Analysis and Optimization of Pipelined Broadcast Algorithms on Gigabit Ethernet and InfiniBand Networks

Reporter: Kurnosov M.G.

The Message Passing Interface (MPI) is the de-facto standard for programming computer systems with distributed memory. The first version of the MPI standard was delivered in 1994 as a joint effort of academia and industry. An important subset of the MPI standard are collective operations used to exchange the information among a group of processes: Allgather, Allreduce, Alltoall, Barrier, Broadcast, Gather, Exscan, Reduce, Scan, Scatter. The profiling studies of parallel applications showed that the collective operations are commonly used and that they could be an application performance bottleneck. Moving towards exascale systems (million processor cores), the time spent in collectives only increases. Performance and scalability of HPC applications require efficient and scalable collective operations.
    An important aspect of collective algorithm optimizations is analyzing the algorithm performance in terms of different parallel communication models: Hockney (latency-bandwidth model), LogP/LogGP, BSP. In this paper we describe scalable algorithms for implementing MPI_Bcast collective operation: k-ary tree, k-nomial tree, linear pipeline and pipelined binary tree. Algorithms were investigated according to their implementation in the Open MPI library.
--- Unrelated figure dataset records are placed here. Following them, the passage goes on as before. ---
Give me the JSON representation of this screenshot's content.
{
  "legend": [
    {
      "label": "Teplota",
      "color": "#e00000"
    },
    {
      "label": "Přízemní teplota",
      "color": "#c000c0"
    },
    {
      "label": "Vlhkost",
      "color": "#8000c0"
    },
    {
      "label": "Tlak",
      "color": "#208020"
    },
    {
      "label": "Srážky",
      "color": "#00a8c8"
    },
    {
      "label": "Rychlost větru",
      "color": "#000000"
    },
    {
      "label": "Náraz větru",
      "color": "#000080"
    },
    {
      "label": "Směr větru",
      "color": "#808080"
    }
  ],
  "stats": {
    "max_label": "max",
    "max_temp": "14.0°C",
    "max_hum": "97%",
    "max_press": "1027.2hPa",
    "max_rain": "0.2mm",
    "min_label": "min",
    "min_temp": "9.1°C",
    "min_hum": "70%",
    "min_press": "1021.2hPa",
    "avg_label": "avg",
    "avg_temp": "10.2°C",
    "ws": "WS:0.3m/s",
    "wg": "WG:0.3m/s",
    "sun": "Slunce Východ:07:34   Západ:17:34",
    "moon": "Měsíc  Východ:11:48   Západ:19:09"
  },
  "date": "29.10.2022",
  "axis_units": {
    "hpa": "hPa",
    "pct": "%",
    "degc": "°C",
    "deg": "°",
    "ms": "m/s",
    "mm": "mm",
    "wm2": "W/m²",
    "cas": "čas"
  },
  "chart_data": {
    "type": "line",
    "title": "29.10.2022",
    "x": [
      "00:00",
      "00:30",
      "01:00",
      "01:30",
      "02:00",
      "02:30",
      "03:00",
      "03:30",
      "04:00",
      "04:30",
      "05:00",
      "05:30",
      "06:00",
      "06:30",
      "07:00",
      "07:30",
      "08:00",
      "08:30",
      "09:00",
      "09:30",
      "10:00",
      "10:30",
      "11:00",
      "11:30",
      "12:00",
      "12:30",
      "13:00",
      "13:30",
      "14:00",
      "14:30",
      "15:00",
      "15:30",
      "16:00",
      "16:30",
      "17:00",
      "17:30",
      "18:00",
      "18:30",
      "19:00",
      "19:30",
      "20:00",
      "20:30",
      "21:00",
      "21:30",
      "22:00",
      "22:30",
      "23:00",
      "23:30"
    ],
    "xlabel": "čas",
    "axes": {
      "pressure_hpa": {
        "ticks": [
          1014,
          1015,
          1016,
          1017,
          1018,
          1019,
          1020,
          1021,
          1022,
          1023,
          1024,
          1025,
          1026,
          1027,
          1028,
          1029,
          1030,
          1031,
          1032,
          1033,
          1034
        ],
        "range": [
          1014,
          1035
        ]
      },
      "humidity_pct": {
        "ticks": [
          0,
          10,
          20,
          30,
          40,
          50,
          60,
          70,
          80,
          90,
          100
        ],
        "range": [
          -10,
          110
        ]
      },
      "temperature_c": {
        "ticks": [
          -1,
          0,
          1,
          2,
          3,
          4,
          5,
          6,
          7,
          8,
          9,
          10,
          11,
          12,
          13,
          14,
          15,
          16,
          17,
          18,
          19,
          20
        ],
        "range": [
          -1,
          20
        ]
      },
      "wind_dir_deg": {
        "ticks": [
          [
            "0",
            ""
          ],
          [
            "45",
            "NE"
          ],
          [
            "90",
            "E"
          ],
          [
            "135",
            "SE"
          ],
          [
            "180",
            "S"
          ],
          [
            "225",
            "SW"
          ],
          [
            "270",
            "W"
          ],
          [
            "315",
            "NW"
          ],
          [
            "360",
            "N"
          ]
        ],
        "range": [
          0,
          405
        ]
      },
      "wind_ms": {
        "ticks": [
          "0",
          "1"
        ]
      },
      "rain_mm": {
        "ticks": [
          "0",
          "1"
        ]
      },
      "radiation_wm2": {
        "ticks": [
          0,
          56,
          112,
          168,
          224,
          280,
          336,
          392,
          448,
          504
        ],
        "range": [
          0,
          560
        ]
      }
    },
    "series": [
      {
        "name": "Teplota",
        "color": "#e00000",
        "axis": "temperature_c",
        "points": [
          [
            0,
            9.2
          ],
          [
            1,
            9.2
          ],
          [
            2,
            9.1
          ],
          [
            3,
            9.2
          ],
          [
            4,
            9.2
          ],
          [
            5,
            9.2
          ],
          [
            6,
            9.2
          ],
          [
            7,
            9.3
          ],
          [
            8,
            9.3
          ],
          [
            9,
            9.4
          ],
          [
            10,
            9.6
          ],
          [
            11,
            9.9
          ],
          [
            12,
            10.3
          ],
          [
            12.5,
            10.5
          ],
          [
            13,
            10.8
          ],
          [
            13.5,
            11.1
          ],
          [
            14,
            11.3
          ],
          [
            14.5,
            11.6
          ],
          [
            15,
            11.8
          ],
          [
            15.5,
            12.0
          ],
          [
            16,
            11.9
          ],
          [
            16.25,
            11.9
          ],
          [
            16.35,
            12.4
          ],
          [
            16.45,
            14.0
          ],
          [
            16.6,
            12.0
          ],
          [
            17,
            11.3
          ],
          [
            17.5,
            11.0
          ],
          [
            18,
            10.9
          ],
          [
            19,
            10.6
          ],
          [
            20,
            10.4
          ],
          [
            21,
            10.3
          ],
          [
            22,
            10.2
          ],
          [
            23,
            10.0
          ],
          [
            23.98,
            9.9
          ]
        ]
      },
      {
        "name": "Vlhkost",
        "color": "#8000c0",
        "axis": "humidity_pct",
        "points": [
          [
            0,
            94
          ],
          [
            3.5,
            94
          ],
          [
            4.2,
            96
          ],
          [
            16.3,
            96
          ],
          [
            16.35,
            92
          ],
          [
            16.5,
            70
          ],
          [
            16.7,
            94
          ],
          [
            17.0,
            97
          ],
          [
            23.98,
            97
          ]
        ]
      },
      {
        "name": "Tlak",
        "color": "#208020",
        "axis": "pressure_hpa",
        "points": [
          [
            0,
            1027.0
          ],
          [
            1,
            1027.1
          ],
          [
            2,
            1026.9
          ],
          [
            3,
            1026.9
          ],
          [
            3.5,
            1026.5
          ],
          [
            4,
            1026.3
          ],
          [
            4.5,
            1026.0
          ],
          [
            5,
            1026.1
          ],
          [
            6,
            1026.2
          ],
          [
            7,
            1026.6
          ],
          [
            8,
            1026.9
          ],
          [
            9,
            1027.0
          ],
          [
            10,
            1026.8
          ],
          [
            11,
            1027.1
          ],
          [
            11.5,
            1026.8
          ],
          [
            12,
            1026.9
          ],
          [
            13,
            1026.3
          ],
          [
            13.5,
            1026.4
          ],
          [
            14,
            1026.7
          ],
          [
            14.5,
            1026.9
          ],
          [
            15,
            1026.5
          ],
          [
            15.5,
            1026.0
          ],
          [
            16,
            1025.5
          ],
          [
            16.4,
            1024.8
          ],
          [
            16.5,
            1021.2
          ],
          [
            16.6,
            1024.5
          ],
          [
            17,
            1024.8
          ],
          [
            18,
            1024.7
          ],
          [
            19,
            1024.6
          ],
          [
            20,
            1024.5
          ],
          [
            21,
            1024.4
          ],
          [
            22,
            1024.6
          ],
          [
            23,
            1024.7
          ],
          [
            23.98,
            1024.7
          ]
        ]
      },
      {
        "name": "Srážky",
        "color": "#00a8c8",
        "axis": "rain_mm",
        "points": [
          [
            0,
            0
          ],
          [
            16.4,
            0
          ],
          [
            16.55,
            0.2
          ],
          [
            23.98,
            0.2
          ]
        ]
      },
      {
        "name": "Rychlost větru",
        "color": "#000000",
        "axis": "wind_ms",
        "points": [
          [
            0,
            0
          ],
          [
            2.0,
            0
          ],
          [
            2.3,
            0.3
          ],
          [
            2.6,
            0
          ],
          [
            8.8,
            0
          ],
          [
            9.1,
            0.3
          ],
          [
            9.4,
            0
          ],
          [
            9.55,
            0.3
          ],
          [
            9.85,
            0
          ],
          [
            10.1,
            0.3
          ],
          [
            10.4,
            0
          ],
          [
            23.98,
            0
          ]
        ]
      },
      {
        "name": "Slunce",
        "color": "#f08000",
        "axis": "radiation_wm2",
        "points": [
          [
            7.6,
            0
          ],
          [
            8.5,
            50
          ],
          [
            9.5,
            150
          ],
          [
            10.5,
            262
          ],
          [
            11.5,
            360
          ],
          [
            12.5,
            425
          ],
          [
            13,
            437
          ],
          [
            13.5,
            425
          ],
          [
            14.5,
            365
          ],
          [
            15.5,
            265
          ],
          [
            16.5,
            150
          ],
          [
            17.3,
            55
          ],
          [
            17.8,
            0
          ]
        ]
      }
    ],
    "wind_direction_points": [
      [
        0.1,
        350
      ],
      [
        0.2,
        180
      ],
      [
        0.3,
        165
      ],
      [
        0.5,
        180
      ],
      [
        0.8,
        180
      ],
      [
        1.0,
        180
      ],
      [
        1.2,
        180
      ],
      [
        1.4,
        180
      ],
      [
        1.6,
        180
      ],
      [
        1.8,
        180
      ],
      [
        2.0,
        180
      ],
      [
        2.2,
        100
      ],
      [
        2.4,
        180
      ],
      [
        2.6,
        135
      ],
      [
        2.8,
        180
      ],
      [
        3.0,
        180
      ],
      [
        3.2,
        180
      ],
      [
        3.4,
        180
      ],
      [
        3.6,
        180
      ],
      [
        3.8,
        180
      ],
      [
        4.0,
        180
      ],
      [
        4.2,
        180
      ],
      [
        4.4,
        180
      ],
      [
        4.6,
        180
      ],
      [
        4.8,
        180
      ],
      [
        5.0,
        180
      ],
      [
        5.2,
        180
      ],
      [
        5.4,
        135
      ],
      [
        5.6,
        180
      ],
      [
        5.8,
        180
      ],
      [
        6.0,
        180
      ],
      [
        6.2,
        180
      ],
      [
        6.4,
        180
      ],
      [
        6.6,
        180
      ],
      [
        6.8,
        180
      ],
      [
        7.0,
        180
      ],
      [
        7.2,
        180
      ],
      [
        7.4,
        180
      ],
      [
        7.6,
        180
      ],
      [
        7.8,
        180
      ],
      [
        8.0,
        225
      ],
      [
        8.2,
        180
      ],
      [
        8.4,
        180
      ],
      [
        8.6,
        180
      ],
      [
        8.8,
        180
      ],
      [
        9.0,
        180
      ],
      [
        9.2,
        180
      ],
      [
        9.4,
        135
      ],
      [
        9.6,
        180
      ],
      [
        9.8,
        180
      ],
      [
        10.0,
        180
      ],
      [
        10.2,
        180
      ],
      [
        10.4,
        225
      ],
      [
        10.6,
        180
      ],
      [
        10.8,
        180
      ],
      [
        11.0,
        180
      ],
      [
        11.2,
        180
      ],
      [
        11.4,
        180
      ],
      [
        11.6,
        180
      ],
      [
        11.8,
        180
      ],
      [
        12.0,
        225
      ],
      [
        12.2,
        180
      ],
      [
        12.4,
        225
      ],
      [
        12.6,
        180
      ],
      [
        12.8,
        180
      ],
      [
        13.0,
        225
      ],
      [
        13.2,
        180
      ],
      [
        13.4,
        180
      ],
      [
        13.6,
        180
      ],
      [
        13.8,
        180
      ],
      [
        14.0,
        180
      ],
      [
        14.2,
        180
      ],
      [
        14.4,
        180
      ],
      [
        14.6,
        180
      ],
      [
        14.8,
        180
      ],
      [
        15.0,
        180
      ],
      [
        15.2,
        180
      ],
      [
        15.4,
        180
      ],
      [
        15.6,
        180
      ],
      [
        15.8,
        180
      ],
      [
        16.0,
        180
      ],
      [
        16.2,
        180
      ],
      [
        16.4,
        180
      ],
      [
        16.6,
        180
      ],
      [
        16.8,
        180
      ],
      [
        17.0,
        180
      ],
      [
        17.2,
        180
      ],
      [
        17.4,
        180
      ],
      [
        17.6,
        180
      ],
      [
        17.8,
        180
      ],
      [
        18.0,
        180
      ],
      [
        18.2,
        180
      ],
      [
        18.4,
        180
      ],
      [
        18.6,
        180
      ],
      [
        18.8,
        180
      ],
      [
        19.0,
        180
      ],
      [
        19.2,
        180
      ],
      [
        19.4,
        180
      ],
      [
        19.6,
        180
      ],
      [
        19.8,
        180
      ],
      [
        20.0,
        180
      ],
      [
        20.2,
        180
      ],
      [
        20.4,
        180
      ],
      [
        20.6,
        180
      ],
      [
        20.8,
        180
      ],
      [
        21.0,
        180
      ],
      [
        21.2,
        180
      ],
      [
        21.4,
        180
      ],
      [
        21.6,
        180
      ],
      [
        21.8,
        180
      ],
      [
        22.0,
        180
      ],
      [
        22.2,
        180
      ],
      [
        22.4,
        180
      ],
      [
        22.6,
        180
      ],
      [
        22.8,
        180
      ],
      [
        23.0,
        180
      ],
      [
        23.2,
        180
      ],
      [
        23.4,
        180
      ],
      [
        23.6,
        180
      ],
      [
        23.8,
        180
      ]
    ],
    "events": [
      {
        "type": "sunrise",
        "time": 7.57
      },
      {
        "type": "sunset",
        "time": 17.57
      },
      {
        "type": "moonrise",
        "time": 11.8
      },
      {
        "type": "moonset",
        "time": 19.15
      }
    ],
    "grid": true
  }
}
When a collective operation is called, an MPI library dynamically determines which of the available broadcast algorithms should be used for a given MPI communicator (number of processes) and operation parameters (message size, data type, root process). The current implementations of MPICH, MVAPICH and Open MPI libraries use fixed algorithm selection rules based on the message size or/and number of processes. A significant part of MPI_Bcast algorithms supports tunable parameters that affect the total execution time of the operation. In this paper we did a theoretical and experimental analysis of algorithms implementing the MPI_Bcast operation and determined in latency-bandwidth model the optimal values of tunable algorithm parameters – tree degree, and segment size in pipelined versions of algorithms. In contrast to previous studies, algorithms execution time analysis in this paper is not constrained to asymptotic complexity estimations, the focus was also on the constants for the α and β parameters in the Hockney model. Theoretical results are consistent with experiments on a computer clusters with Gigabit Ethernet and InfiniBand communication networks.